Thursday 26 July 2012

Sugar Man :: Bigger than the King, Stones, Beatles & Batman


You’ve heard every story there is to tell? How about this one? A Swedish guy makes a documentary in 2012 about a 1970s folkster from Detroit who returns from obscurity after discovering that he has a large, devoted audience in South Africa. The film culminates in a cathartic 1998 concert marking the musician’s first significant performance in 27 years to an audience who thought that he had died. The film is critically acclaimed and makes big waves in the US and the UK but, and here’s the rub, nobody in South Africa knows that it exists.

The real magic of the Rodriguez “story” (which belongs to different a dimension to the content of his two albums, which I’ll cunningly abbreviate as Fact and Reality) is that it continues to deliver delicious ironies. As such, perhaps its fitting that the dramatisation of this story should see its SA “preview/première” in the margins of the Durban Film Festival after taking the rest of the world by storm. Nevertheless, that the story is being well received abroad is cause for celebration in South Africa insomuch as we're paying dues for 30 years of Cold Fact sales that didn’t include Roriguez in the value chain by playing a role in launching a music career that slid below the US stardom radar in the 1970s.

Truth be told, Rodriguez is currently on his third resurrection. The “Rodriguez Alive” tour in Australia (yes, they also thought he was dead) marked his first circa 1979 through 1981. The second began with the first appearance of Cold Fact on CD in South African in 1991, taking in the release of Coming from Reality (mistakenly identified as his lost debut) in 1996 and ending with his “Dead Man” tour in 1998. The trilogy concludes with the first CD release of Cold Fact in the US in 2008 and features the world première of Searching for Sugar Man at Sundance in January 2012, where it was quickly snapped up by Sony Pictures Classics. In short, there’s room for a prequel and a sequel. Any (more) musicologist detective (filmmakers) out there?

Oh, and by the way, the story of  the other “honorary” South African album, Paul Simon’s Graceland, also premièred at Sundance this year in the form of Under African Skies.

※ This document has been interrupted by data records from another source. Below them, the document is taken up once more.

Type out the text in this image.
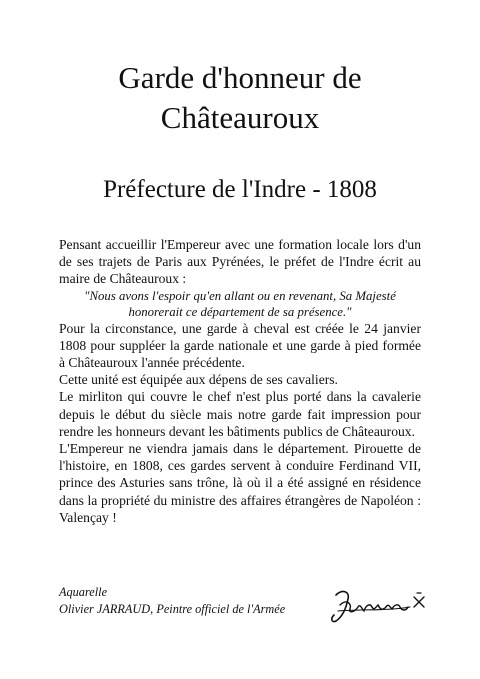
Garde d'honneur de
Châteauroux
Préfecture de l'Indre - 1808

Pensant accueillir l'Empereur avec une formation locale lors d'un de ses trajets de Paris aux Pyrénées, le préfet de l'Indre écrit au maire de Châteauroux :

"Nous avons l'espoir qu'en allant ou en revenant, Sa Majesté honorerait ce département de sa présence."

Pour la circonstance, une garde à cheval est créée le 24 janvier 1808 pour suppléer la garde nationale et une garde à pied formée à Châteauroux l'année précédente.

Cette unité est équipée aux dépens de ses cavaliers.

Le mirliton qui couvre le chef n'est plus porté dans la cavalerie depuis le début du siècle mais notre garde fait impression pour rendre les honneurs devant les bâtiments publics de Châteauroux.

L'Empereur ne viendra jamais dans le département. Pirouette de l'histoire, en 1808, ces gardes servent à conduire Ferdinand VII, prince des Asturies sans trône, là où il a été assigné en résidence dans la propriété du ministre des affaires étrangères de Napoléon : Valençay !

Aquarelle
Olivier JARRAUD, Peintre officiel de l'Armée
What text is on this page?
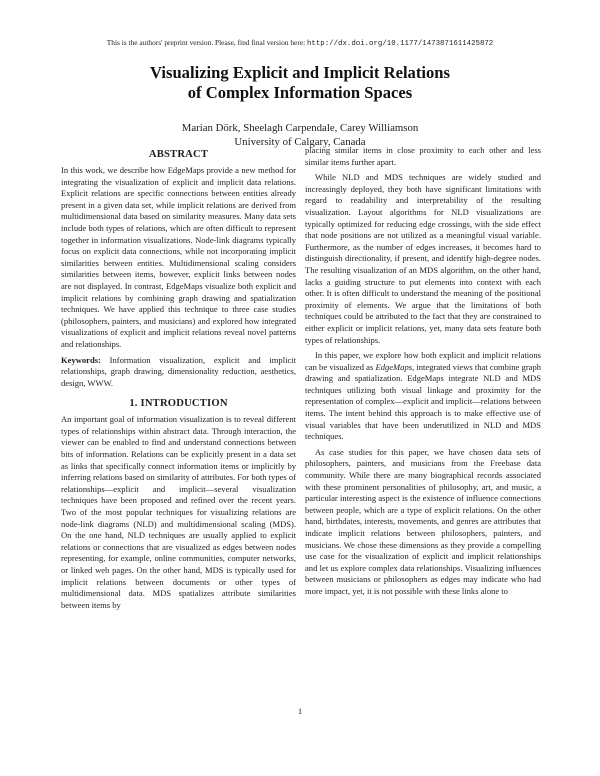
This is the authors' preprint version. Please, find final version here: http://dx.doi.org/10.1177/1473871611425872
Visualizing Explicit and Implicit Relations
of Complex Information Spaces
Marian Dörk, Sheelagh Carpendale, Carey Williamson
University of Calgary, Canada
ABSTRACT

In this work, we describe how EdgeMaps provide a new method for integrating the visualization of explicit and implicit data relations. Explicit relations are specific connections between entities already present in a given data set, while implicit relations are derived from multidimensional data based on similarity measures. Many data sets include both types of relations, which are often difficult to represent together in information visualizations. Node-link diagrams typically focus on explicit data connections, while not incorporating implicit similarities between entities. Multidimensional scaling considers similarities between items, however, explicit links between nodes are not displayed. In contrast, EdgeMaps visualize both explicit and implicit relations by combining graph drawing and spatialization techniques. We have applied this technique to three case studies (philosophers, painters, and musicians) and explored how integrated visualizations of explicit and implicit relations reveal novel patterns and relationships.

Keywords: Information visualization, explicit and implicit relationships, graph drawing, dimensionality reduction, aesthetics, design, WWW.

1. INTRODUCTION

An important goal of information visualization is to reveal different types of relationships within abstract data. Through interaction, the viewer can be enabled to find and understand connections between bits of information. Relations can be explicitly present in a data set as links that specifically connect information items or implicitly by inferring relations based on similarity of attributes. For both types of relationships—explicit and implicit—several visualization techniques have been proposed and refined over the recent years. Two of the most popular techniques for visualizing relations are node-link diagrams (NLD) and multidimensional scaling (MDS). On the one hand, NLD techniques are usually applied to explicit relations or connections that are visualized as edges between nodes representing, for example, online communities, computer networks, or linked web pages. On the other hand, MDS is typically used for implicit relations between documents or other types of multidimensional data. MDS spatializes attribute similarities between items by

placing similar items in close proximity to each other and less similar items further apart.

While NLD and MDS techniques are widely studied and increasingly deployed, they both have significant limitations with regard to readability and interpretability of the resulting visualization. Layout algorithms for NLD visualizations are typically optimized for reducing edge crossings, with the side effect that node positions are not utilized as a meaningful visual variable. Furthermore, as the number of edges increases, it becomes hard to distinguish directionality, if present, and identify high-degree nodes. The resulting visualization of an MDS algorithm, on the other hand, lacks a guiding structure to put elements into context with each other. It is often difficult to understand the meaning of the positional proximity of elements. We argue that the limitations of both techniques could be attributed to the fact that they are constrained to either explicit or implicit relations, yet, many data sets feature both types of relationships.

In this paper, we explore how both explicit and implicit relations can be visualized as EdgeMaps, integrated views that combine graph drawing and spatialization. EdgeMaps integrate NLD and MDS techniques utilizing both visual linkage and proximity for the representation of complex—explicit and implicit—relations between items. The intent behind this approach is to make effective use of visual variables that have been underutilized in NLD and MDS techniques.

As case studies for this paper, we have chosen data sets of philosophers, painters, and musicians from the Freebase data community. While there are many biographical records associated with these prominent personalities of philosophy, art, and music, a particular interesting aspect is the existence of influence connections between people, which are a type of explicit relations. On the other hand, birthdates, interests, movements, and genres are attributes that indicate implicit relations between philosophers, painters, and musicians. We chose these dimensions as they provide a compelling use case for the visualization of explicit and implicit relationships and let us explore complex data relationships. Visualizing influences between musicians or philosophers as edges may indicate who had more impact, yet, it is not possible with these links alone to

1
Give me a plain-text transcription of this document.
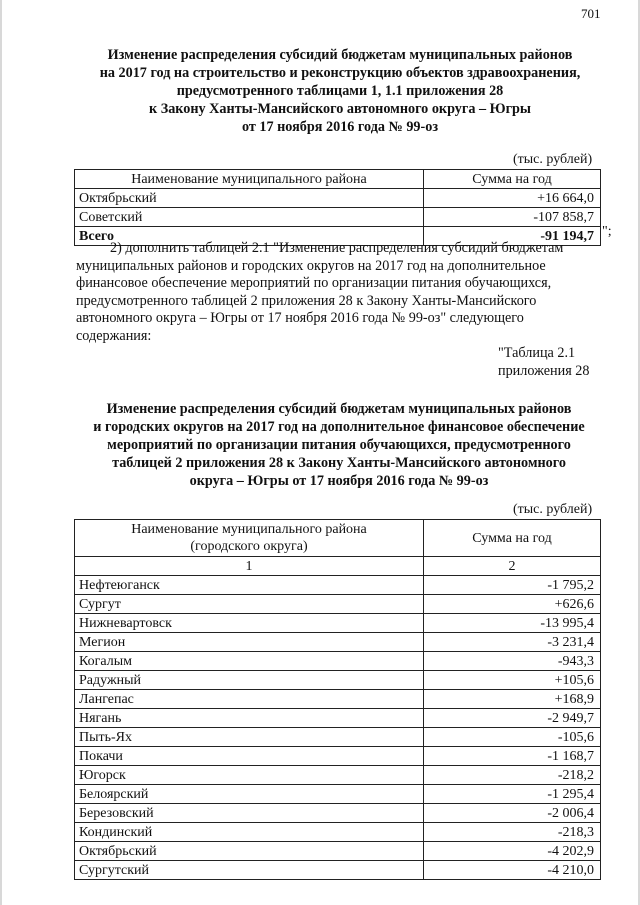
701
Изменение распределения субсидий бюджетам муниципальных районов
на 2017 год на строительство и реконструкцию объектов здравоохранения,
предусмотренного таблицами 1, 1.1 приложения 28
к Закону Ханты-Мансийского автономного округа – Югры
от 17 ноября 2016 года № 99-оз
(тыс. рублей)
Наименование муниципального района	Сумма на год
Октябрьский	+16 664,0
Советский	-107 858,7
Всего	-91 194,7 ";
2) дополнить таблицей 2.1 "Изменение распределения субсидий бюджетам
муниципальных районов и городских округов на 2017 год на дополнительное
финансовое обеспечение мероприятий по организации питания обучающихся,
предусмотренного таблицей 2 приложения 28 к Закону Ханты-Мансийского
автономного округа – Югры от 17 ноября 2016 года № 99-оз" следующего
содержания:
"Таблица 2.1
приложения 28
Изменение распределения субсидий бюджетам муниципальных районов
и городских округов на 2017 год на дополнительное финансовое обеспечение
мероприятий по организации питания обучающихся, предусмотренного
таблицей 2 приложения 28 к Закону Ханты-Мансийского автономного
округа – Югры от 17 ноября 2016 года № 99-оз
(тыс. рублей)
Наименование муниципального района
(городского округа)	Сумма на год
1	2
Нефтеюганск	-1 795,2
Сургут	+626,6
Нижневартовск	-13 995,4
Мегион	-3 231,4
Когалым	-943,3
Радужный	+105,6
Лангепас	+168,9
Нягань	-2 949,7
Пыть-Ях	-105,6
Покачи	-1 168,7
Югорск	-218,2
Белоярский	-1 295,4
Березовский	-2 006,4
Кондинский	-218,3
Октябрьский	-4 202,9
Сургутский	-4 210,0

As Cape Town vinyl expert Steven Segerman surmises, Simon & Garfunkel’s Bridge Over Troubled Water (1970),  which appeared about a month before Cold Fact and went on to become the world’s best-selling album for the next two years, was responsible for stealing the thunder from everything  that folk-rock dropped in its wake. Yet, 40-odd years down the line, Simon and Rodriguez share their stories on the same film festival platform with both Graceland and the Searching for Sugar Man Original Soundtrack rubbing elbows in the Sony Legacy Recordings catalogue. “These are the days of miracles and wonder” indeed, to quote the closing words of the Searching for Sugar Man trailer, which inadvertently quotes Paul Simon’s “Boy in the Bubble” from Graceland. Just a weird song title randomly inspired by a trip to 1980s South Africa? Take another look at the cover of Cold Fact. Curiouser and curiouser.